Classifying Students' Grounded Mental Models on Energy with Deep Neural Network

Abstract

Abstract The concept of energy, a common interdisciplinary concept, is frequently used in daily life and can be associated with different subjects in terms of its scope. Additionally, it has an important place in science education, throughout primary, secondary and higher education. Thus, many grueling applications are carried out to detect learning situations. However, in recent years, opportunities have emerged to determine learning situations with deep learning networks (DNNs), which are a subunit of artificial intelligence. This study aimed to demonstrate the usability of DNNs in the classification of learning and to establish an example in this field of educational research concerning the concept of energy. To this end, a learning situation test was used to evaluate “energy types”, “transformation of energy” and “conservation of energy” to determine the “grounded mental model” (GMM). The test was used to determine the GMM of preservice teachers and to test the classification success with the least error by using a DNN. In this context, DNN models consisting of different parameters were designed for the training of deep neural networks.

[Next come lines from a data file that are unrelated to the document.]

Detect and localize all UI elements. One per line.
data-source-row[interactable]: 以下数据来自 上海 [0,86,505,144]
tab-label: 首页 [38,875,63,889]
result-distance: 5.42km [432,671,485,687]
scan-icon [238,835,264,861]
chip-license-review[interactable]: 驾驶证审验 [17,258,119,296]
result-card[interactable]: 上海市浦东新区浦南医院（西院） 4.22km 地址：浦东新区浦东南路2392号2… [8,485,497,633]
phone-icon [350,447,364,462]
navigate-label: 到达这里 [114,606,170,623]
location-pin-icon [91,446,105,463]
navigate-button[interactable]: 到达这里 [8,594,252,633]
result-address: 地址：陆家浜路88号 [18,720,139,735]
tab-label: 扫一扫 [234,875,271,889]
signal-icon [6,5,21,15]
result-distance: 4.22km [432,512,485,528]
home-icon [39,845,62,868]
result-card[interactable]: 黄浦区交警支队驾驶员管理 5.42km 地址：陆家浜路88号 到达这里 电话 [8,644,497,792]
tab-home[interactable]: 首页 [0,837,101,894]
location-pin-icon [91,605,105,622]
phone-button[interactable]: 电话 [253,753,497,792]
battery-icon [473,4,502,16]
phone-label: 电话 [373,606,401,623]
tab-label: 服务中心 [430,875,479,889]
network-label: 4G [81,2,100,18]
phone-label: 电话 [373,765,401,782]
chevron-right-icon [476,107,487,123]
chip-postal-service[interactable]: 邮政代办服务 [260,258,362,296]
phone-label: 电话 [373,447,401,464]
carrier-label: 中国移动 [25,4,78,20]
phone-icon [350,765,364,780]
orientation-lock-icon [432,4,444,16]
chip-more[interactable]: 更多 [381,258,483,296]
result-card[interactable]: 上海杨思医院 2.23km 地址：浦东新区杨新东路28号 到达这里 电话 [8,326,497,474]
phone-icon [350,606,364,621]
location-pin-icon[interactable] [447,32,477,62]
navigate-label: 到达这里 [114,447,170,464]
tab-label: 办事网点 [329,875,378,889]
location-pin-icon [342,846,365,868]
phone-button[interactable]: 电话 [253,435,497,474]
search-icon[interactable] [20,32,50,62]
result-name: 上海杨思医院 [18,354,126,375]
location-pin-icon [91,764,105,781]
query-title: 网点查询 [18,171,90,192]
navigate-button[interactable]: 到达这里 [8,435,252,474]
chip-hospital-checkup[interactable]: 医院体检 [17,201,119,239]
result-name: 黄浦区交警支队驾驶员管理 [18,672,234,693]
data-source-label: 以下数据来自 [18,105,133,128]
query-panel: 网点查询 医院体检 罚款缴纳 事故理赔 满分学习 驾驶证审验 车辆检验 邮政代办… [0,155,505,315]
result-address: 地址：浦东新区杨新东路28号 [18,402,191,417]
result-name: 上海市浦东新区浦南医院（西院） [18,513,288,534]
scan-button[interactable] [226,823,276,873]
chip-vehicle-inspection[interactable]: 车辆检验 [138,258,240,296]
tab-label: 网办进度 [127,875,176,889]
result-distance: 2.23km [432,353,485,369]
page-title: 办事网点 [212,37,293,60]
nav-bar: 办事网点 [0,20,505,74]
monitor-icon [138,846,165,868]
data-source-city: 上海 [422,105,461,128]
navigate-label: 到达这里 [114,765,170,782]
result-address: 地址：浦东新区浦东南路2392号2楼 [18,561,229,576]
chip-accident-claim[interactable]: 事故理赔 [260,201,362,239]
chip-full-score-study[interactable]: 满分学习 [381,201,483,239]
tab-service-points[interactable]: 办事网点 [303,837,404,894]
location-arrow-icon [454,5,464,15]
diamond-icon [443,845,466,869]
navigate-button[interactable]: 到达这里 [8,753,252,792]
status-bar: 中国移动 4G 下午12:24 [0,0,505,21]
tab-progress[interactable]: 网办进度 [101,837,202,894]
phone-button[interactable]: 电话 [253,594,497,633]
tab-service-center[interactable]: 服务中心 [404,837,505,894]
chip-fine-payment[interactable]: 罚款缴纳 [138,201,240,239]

The models were analyzed with the most appropriate algorithm considering the number of hidden layers, the number of neurons in the hidden layers, the activation function, the optimization algorithm, the loss function, and the epoch values. Two methods were used for training and testing the ensemble classifiers and individual classifiers. The first is to divide the dataset into 70% training data and 30% test data, and the second is a 5-fold cross-validation method. The results were evaluated using the recall (R), specificity (S), accuracy (ACC), and F1 score metrics. According to the test results obtained from both methods, the ensemble classifier has the best classification performance. According to the results of the analysis with deep neural network algorithms, 95% classification accuracy was obtained. Trainers can use the designed DNN models as a validation tool in the detection of GMM.